須賀

須賀神社は聖護院のあたりの鎮守様である。

康治元年に美福門院の建てた歓喜光院の鎮守として岡崎のあたりに創建され、その後場所を聖護院の前に移して今に至る。

須賀というのは素戔嗚を祀る宮のことだ。出雲の須賀に素戔嗚が至り、「吾が心此処に至って清々し」とのたまったのが須賀のはじまりと言う。

このところ当直が続いたり、期限の過ぎた症例発表の準備をしたりで私はとても疲れている。当直明けに聖護院まで来て、五大力さんと須賀社にお参りするのが常のことである。

この近所にはちいさな蕎麦屋があり、そこの中華そばが何とはなしに滋味深くて好ましいのだ。

めしを食べて部屋に戻ると寝る。仕事のこと、結婚のこと、これから生きられるか、さまざまに気になることは多いが、「客観的の」立場に立てばすこし気持ちは楽である。

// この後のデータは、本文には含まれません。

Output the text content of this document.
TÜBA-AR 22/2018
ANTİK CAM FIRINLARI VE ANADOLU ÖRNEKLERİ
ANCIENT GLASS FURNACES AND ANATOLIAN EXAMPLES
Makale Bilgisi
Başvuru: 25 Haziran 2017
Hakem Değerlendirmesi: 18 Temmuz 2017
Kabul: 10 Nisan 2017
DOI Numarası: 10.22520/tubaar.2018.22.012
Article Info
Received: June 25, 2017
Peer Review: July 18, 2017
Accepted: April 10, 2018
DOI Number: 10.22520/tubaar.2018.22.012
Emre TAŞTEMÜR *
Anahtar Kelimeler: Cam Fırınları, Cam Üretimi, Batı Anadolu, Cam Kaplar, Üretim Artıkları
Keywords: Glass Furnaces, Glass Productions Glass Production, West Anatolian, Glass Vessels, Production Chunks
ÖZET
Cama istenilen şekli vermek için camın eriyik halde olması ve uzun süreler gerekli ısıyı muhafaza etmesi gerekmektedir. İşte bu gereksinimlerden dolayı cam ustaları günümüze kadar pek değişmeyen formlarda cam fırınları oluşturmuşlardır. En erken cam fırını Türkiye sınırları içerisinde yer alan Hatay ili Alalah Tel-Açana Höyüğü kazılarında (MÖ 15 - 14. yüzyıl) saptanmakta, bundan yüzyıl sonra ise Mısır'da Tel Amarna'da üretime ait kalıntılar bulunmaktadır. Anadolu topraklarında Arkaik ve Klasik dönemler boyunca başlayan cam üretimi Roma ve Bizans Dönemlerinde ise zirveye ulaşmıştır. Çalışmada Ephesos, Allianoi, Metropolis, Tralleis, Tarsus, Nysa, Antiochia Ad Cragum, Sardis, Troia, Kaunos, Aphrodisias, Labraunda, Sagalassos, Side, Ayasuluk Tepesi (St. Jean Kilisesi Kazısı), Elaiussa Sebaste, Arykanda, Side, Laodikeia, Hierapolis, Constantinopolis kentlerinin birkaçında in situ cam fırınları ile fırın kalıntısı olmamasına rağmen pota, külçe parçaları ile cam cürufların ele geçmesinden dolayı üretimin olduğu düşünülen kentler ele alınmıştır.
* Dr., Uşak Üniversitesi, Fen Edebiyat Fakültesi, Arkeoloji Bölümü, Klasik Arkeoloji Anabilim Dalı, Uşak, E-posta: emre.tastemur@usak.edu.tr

客観的の立場というのは正岡子規が「飯待つ間」か「墨汁一滴」かに書いていたことだ。正岡子規は結核で床にふせって褥瘡もできて痛くてたまらなかったわけだが、「死」を主観的に見ると恐ろしくてたまらないというのだ。しかしその見方がふと客観的になることがある。客観的の死というのは、自分が棺につめられて、野辺の送りをやって、埋められたあとは小さな石を墓標にして皆が帰っていく。その有様を見ると、なんだか落ち着いて静かで、むしろ滑稽味さえ出てくる。恐ろしさも苦しさもしばらく忘れると言うのだ。

正岡子規の命の瀬戸際に及ぶことはないが、この客観的の見方というのはいいもので、私のようにその場その場で相対的に劣る人間にとってはありがたいことだ。主観的に見ると周りが圧迫して、蔑み、要求された仕事ができないという思いで苦しまなければならない。

客観的に見ればできぬものはできぬのである。できぬなりにおのれの利益になるようにやれるだけやるしかない。なんにしても他人の言うことは意味がない。客観的に見れば、私は私に利益になればなんでもよいのだ。

しかし自分のことだけを考えるというのは主観的なようにも思える。正岡子規の客観的と私の言う客観的は全然違うものかもしれない。かもしれないが多分同じものだ。